The Only Two Conversations Worth Having Online
Marketing, Online Conversations, Local Business Growth
If you’re an Independent, marketing always feels like one more thing sitting on top of everything else. Clients, scheduling, the work itself. Then somewhere in the background there’s this pressure to post more, email more, stay active.
Most of it feels disconnected from what actually gets someone to book.
Strip that away and it gets simple.
There are only two conversations that matter:
Start a conversation with people who haven’t found you yet.
Continue a conversation with the people already in your world.
Everything you do falls into one of those two. If it doesn’t, it’s probably just something you felt like you were supposed to post.
Why Most of This Feels Like It’s Not Working
This isn’t about effort. Independents put in effort all the time.

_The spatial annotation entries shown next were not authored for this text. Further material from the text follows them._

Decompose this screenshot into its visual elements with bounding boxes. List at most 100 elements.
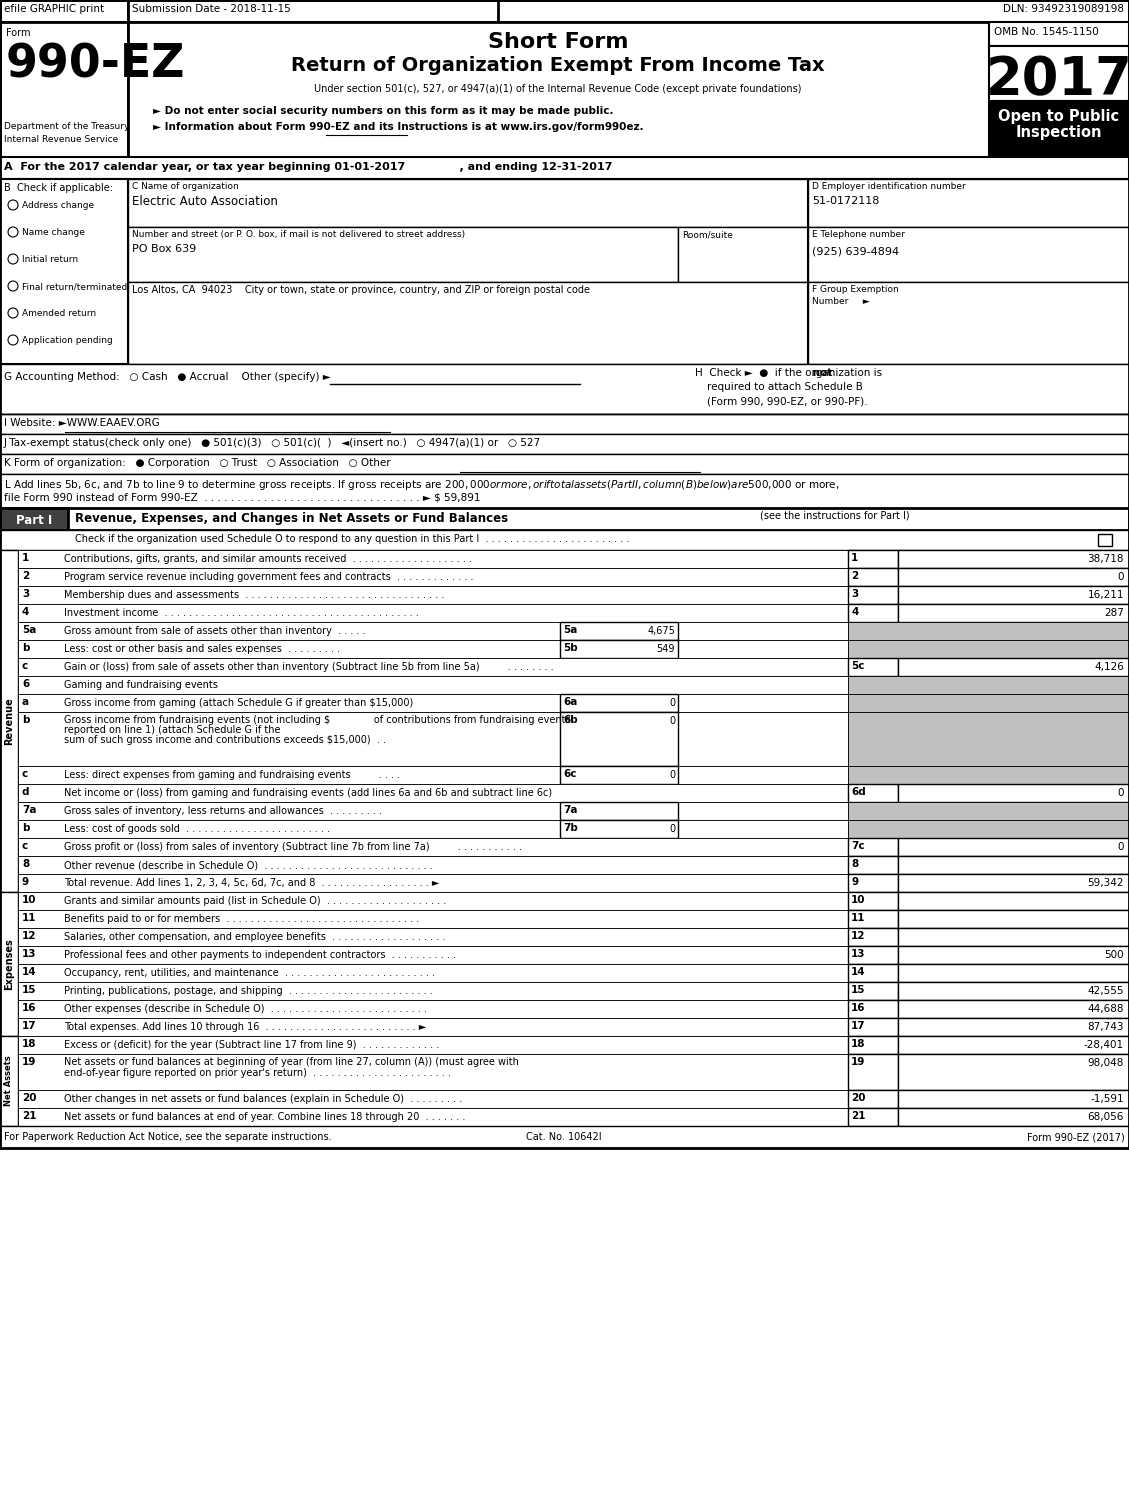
Bar — [18, 675, 848, 695]
Text: not: not — [809, 368, 832, 378]
Bar — [848, 784, 898, 802]
Bar — [0, 508, 1129, 530]
Text: 3: 3 — [21, 589, 29, 599]
Text: Revenue, Expenses, and Changes in Net Assets or Fund Balances: Revenue, Expenses, and Changes in Net As… — [75, 512, 508, 524]
Text: Net income or (loss) from gaming and fundraising events (add lines 6a and 6b and: Net income or (loss) from gaming and fun… — [64, 787, 552, 798]
Bar — [898, 568, 1129, 586]
Bar — [560, 820, 679, 838]
Text: Salaries, other compensation, and employee benefits  . . . . . . . . . . . . . .: Salaries, other compensation, and employ… — [64, 932, 445, 943]
Text: 18: 18 — [851, 1038, 866, 1049]
Bar — [0, 0, 128, 22]
Text: Final return/terminated: Final return/terminated — [21, 282, 128, 291]
Text: Less: direct expenses from gaming and fundraising events         . . . .: Less: direct expenses from gaming and fu… — [64, 769, 400, 780]
Bar — [0, 365, 1129, 414]
Bar — [848, 1053, 898, 1091]
Bar — [560, 622, 679, 639]
Text: ► Information about Form 990-EZ and its Instructions is at www.irs.gov/form990ez: ► Information about Form 990-EZ and its … — [154, 123, 644, 131]
Text: DLN: 93492319089198: DLN: 93492319089198 — [1003, 4, 1124, 13]
Text: Open to Public: Open to Public — [998, 109, 1120, 124]
Bar — [18, 874, 848, 892]
Bar — [18, 928, 848, 946]
Text: Investment income  . . . . . . . . . . . . . . . . . . . . . . . . . . . . . . .: Investment income . . . . . . . . . . . … — [64, 608, 419, 619]
Bar — [18, 586, 848, 604]
Text: 20: 20 — [851, 1094, 866, 1103]
Text: Under section 501(c), 527, or 4947(a)(1) of the Internal Revenue Code (except pr: Under section 501(c), 527, or 4947(a)(1)… — [314, 84, 802, 94]
Text: 44,688: 44,688 — [1087, 1004, 1124, 1014]
Bar — [898, 1053, 1129, 1091]
Bar — [808, 179, 1129, 227]
Bar — [898, 856, 1129, 874]
Text: 4: 4 — [851, 607, 858, 617]
Text: J Tax-exempt status(check only one)   ● 501(c)(3)   ○ 501(c)(  )   ◄(insert no.): J Tax-exempt status(check only one) ● 50… — [5, 438, 541, 448]
Bar — [18, 550, 848, 568]
Text: Number and street (or P. O. box, if mail is not delivered to street address): Number and street (or P. O. box, if mail… — [132, 230, 465, 239]
Text: OMB No. 1545-1150: OMB No. 1545-1150 — [994, 27, 1099, 37]
Text: 42,555: 42,555 — [1087, 986, 1124, 996]
Bar — [848, 928, 898, 946]
Text: 17: 17 — [851, 1020, 866, 1031]
Bar — [1099, 533, 1112, 545]
Bar — [848, 964, 898, 982]
Text: Other revenue (describe in Schedule O)  . . . . . . . . . . . . . . . . . . . . : Other revenue (describe in Schedule O) .… — [64, 861, 432, 870]
Bar — [18, 604, 848, 622]
Text: Amended return: Amended return — [21, 309, 96, 318]
Bar — [0, 414, 1129, 433]
Text: -1,591: -1,591 — [1091, 1094, 1124, 1104]
Bar — [848, 766, 1129, 784]
Bar — [808, 282, 1129, 365]
Text: 4,675: 4,675 — [647, 626, 675, 636]
Text: 5a: 5a — [21, 624, 36, 635]
Text: (Form 990, 990-EZ, or 990-PF).: (Form 990, 990-EZ, or 990-PF). — [707, 396, 867, 406]
Bar — [848, 550, 898, 568]
Circle shape — [8, 254, 18, 264]
Text: Membership dues and assessments  . . . . . . . . . . . . . . . . . . . . . . . .: Membership dues and assessments . . . . … — [64, 590, 445, 601]
Bar — [18, 1091, 848, 1109]
Text: 7a: 7a — [21, 805, 36, 816]
Text: PO Box 639: PO Box 639 — [132, 244, 196, 254]
Text: 11: 11 — [851, 913, 866, 923]
Text: 19: 19 — [21, 1056, 36, 1067]
Text: 16: 16 — [851, 1002, 866, 1013]
Bar — [989, 46, 1129, 102]
Text: 7b: 7b — [563, 823, 578, 834]
Text: 10: 10 — [851, 895, 866, 905]
Text: 990-EZ: 990-EZ — [6, 42, 185, 87]
Bar — [848, 892, 898, 910]
Bar — [848, 657, 898, 675]
Text: Professional fees and other payments to independent contractors  . . . . . . . .: Professional fees and other payments to … — [64, 950, 456, 961]
Bar — [898, 964, 1129, 982]
Text: Gross income from fundraising events (not including $              of contributi: Gross income from fundraising events (no… — [64, 716, 570, 725]
Text: 8: 8 — [21, 859, 29, 870]
Text: 2: 2 — [21, 571, 29, 581]
Text: Revenue: Revenue — [5, 698, 14, 746]
Text: 1: 1 — [851, 553, 858, 563]
Text: 14: 14 — [851, 967, 866, 977]
Text: 8: 8 — [851, 859, 858, 870]
Text: required to attach Schedule B: required to attach Schedule B — [707, 382, 863, 391]
Bar — [18, 892, 848, 910]
Text: 10: 10 — [21, 895, 36, 905]
Text: (925) 639-4894: (925) 639-4894 — [812, 247, 899, 257]
Text: 0: 0 — [1118, 843, 1124, 852]
Bar — [18, 1053, 848, 1091]
Text: 20: 20 — [21, 1094, 36, 1103]
Text: 68,056: 68,056 — [1087, 1112, 1124, 1122]
Text: c: c — [21, 769, 28, 778]
Text: Room/suite: Room/suite — [682, 230, 733, 239]
Text: 17: 17 — [21, 1020, 36, 1031]
Circle shape — [8, 308, 18, 318]
Bar — [0, 433, 1129, 454]
Text: Other expenses (describe in Schedule O)  . . . . . . . . . . . . . . . . . . . .: Other expenses (describe in Schedule O) … — [64, 1004, 427, 1014]
Bar — [848, 874, 898, 892]
Bar — [0, 0, 1129, 1147]
Text: 9: 9 — [851, 877, 858, 887]
Bar — [18, 639, 848, 657]
Bar — [989, 22, 1129, 157]
Text: Other changes in net assets or fund balances (explain in Schedule O)  . . . . . : Other changes in net assets or fund bala… — [64, 1094, 462, 1104]
Bar — [848, 802, 1129, 820]
Bar — [18, 784, 848, 802]
Bar — [898, 784, 1129, 802]
Text: Submission Date - 2018-11-15: Submission Date - 2018-11-15 — [132, 4, 291, 13]
Text: Electric Auto Association: Electric Auto Association — [132, 196, 278, 208]
Text: Inspection: Inspection — [1016, 125, 1102, 140]
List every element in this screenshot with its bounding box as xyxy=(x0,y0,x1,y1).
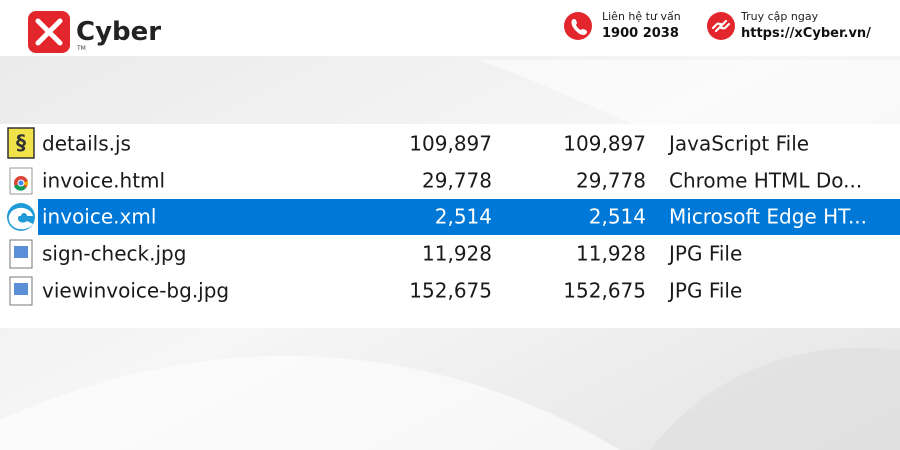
file-size: 152,675 xyxy=(409,279,492,303)
file-type: JavaScript File xyxy=(667,132,809,156)
js-icon: § xyxy=(7,127,35,159)
file-size: 11,928 xyxy=(576,242,646,266)
link-glyph xyxy=(711,19,731,33)
jpg-icon xyxy=(9,239,33,269)
file-size: 152,675 xyxy=(563,279,646,303)
file-size: 11,928 xyxy=(422,242,492,266)
jpg-icon xyxy=(9,276,33,306)
svg-text:§: § xyxy=(16,131,26,155)
brand-name[interactable]: Cyber xyxy=(76,17,161,47)
contact-phone[interactable]: 1900 2038 xyxy=(602,26,679,41)
file-name: sign-check.jpg xyxy=(42,242,186,266)
file-name: invoice.html xyxy=(42,169,165,193)
file-size: 109,897 xyxy=(409,132,492,156)
file-name: details.js xyxy=(42,132,131,156)
link-url[interactable]: https://xCyber.vn/ xyxy=(741,26,871,41)
link-label: Truy cập ngay xyxy=(740,10,819,23)
logo-x xyxy=(35,18,63,46)
file-row[interactable]: viewinvoice-bg.jpg 152,675 152,675 JPG F… xyxy=(42,279,742,303)
file-type: Chrome HTML Do... xyxy=(669,169,862,193)
file-row[interactable]: invoice.html 29,778 29,778 Chrome HTML D… xyxy=(42,169,862,193)
file-size: 109,897 xyxy=(563,132,646,156)
trademark: TM xyxy=(76,45,86,52)
file-size: 2,514 xyxy=(589,205,646,229)
header-bar xyxy=(0,0,900,56)
contact-label: Liên hệ tư vấn xyxy=(602,10,681,23)
swoosh xyxy=(0,355,620,450)
file-type: Microsoft Edge HT... xyxy=(669,205,867,229)
file-row[interactable]: sign-check.jpg 11,928 11,928 JPG File xyxy=(42,242,742,266)
file-name: viewinvoice-bg.jpg xyxy=(42,279,229,303)
file-name: invoice.xml xyxy=(42,205,156,229)
file-size: 29,778 xyxy=(422,169,492,193)
file-type: JPG File xyxy=(667,242,742,266)
file-row-selected[interactable]: invoice.xml 2,514 2,514 Microsoft Edge H… xyxy=(42,205,867,229)
phone-glyph xyxy=(571,19,587,35)
file-row[interactable]: details.js 109,897 109,897 JavaScript Fi… xyxy=(42,132,809,156)
file-size: 29,778 xyxy=(576,169,646,193)
file-size: 2,514 xyxy=(435,205,492,229)
swoosh xyxy=(650,347,900,450)
phone-icon xyxy=(564,12,592,40)
selection-highlight xyxy=(38,199,900,235)
file-type: JPG File xyxy=(667,279,742,303)
edge-icon xyxy=(7,203,35,231)
chrome-icon xyxy=(9,167,33,195)
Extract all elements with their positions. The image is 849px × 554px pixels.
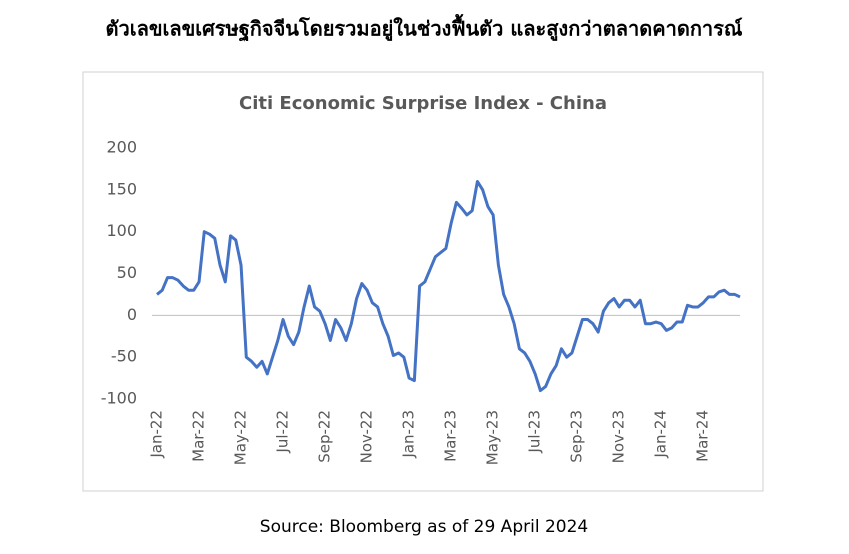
x-tick-label: Mar-23: [442, 410, 460, 462]
y-tick-label: -100: [101, 389, 137, 408]
series-line: [156, 179, 741, 393]
y-tick-label: 50: [117, 263, 137, 282]
x-tick-label: May-22: [232, 410, 250, 465]
x-tick-label: Mar-22: [190, 410, 208, 462]
x-tick-label: Nov-22: [358, 410, 376, 463]
chart-title: Citi Economic Surprise Index - China: [239, 93, 607, 114]
y-tick-label: 0: [127, 305, 137, 324]
x-tick-label: Jan-22: [148, 410, 166, 459]
y-tick-label: 100: [106, 221, 137, 240]
page-heading: ตัวเลขเลขเศรษฐกิจจีนโดยรวมอยู่ในช่วงฟื้น…: [106, 14, 743, 43]
x-tick-label: Mar-24: [694, 410, 712, 462]
x-tick-label: Sep-22: [316, 410, 334, 463]
x-tick-label: Jul-23: [526, 410, 544, 454]
x-tick-label: Jan-24: [652, 410, 670, 459]
x-tick-label: Jul-22: [274, 410, 292, 454]
x-tick-label: Nov-23: [610, 410, 628, 463]
y-tick-label: 200: [106, 138, 137, 157]
x-tick-label: May-23: [484, 410, 502, 465]
y-tick-label: 150: [106, 179, 137, 198]
y-tick-label: -50: [111, 347, 137, 366]
source-note: Source: Bloomberg as of 29 April 2024: [260, 517, 588, 537]
x-tick-label: Sep-23: [568, 410, 586, 463]
x-tick-label: Jan-23: [400, 410, 418, 459]
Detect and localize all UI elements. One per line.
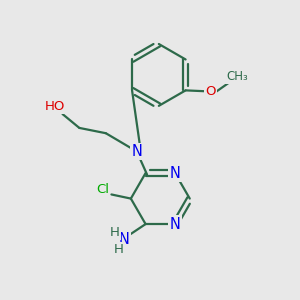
Text: N: N — [119, 232, 130, 247]
Text: N: N — [169, 217, 181, 232]
Text: N: N — [169, 166, 181, 181]
Text: HO: HO — [44, 100, 65, 112]
Text: CH₃: CH₃ — [226, 70, 248, 83]
Text: H: H — [110, 226, 120, 238]
Text: Cl: Cl — [96, 183, 109, 196]
Text: O: O — [206, 85, 216, 98]
Text: N: N — [131, 144, 142, 159]
Text: H: H — [114, 243, 123, 256]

The issue is the mismatch. Most people are sending “book now” messages to people who don’t know them, or posting general content to people who already trust them.
So it lands flat. Not because it’s bad, but because it’s the wrong conversation for that person.
Conversation One: Start the Conversation
This is for people who haven’t found you yet.
They’re not comparing you. They’re not deciding between options. They’re trying to figure out one thing:
Is this for someone like me?
That’s the job.
You’re not selling. You’re not pitching. You’re creating that moment where someone recognizes themselves. That’s what earns attention in the first place.
What This Looks Like for Independents
This isn’t branding language. It’s recognition.
Talk about the situations your clients are in before they book. Say things the way they would say them. Show the kind of work you actually do day to day.
You’re not trying to impress. You’re trying to make someone feel like they’re in the right place. That’s how the conversation starts.
Conversation Two: Continue the Conversation
This is for people who already know you.
They’ve seen your name, been in your chair, or thought about booking. Now the question shifts to:
Do I go forward with this?
This is where most of your actual business comes from. Not from new people, but from people who were already close.
What This Looks Like for Independents
Now you guide instead of introduce.
Answer the questions you hear all the time. Show what actually happens when someone works with you. Make the next step clear.
This is where your content stops feeling like marketing and starts feeling useful. That’s what moves someone from thinking about it to actually booking.
The Mistake That Keeps Happening
Most Independents mix these two up.
They try to close with people they haven’t met yet, or they keep reintroducing themselves to people who already trust them.
That’s where things break.
Every time you post, send, or share something, there’s a simple check:
Am I starting a conversation, or continuing one?
If you don’t know, the person reading it won’t either.
A Simple Filter for Everything You Put Out
Before you post anything, run it through this:
Is this helping someone new recognize themselves in what I do? That’s starting a conversation.
Is this helping someone already paying attention take a next step? That’s continuing one.
If it’s neither, it’s probably filler. And filler is what burns you out without doing anything for your business.
How to Keep This Going Without Overthinking It
You don’t need a full content plan. You need a simple loop.
Pay attention to what comes up during your day. A question, a situation, something a client says.
Decide which conversation it belongs to. Someone new, or someone already in your world.
Then say it the way you would in person.
You’re not creating content from scratch. You’re just bringing your real conversations online.
What Actually Tells You It’s Working
Likes don’t tell you much.
This does:
“I saw your post about that…”
“I’ve been meaning to ask you about this…”
“That’s why I reached out…”
That’s someone moving from one conversation to the next. That’s what leads to bookings.
Bringing It Together
You don’t need to be everywhere. You don’t need to chase trends.
You just need to stay consistent with two things: start conversations with people who haven’t found you yet, and continue conversations with the people already paying attention.
Do that, and your marketing stops feeling random. It starts connecting. And when it connects, it builds into something that actually brings people in.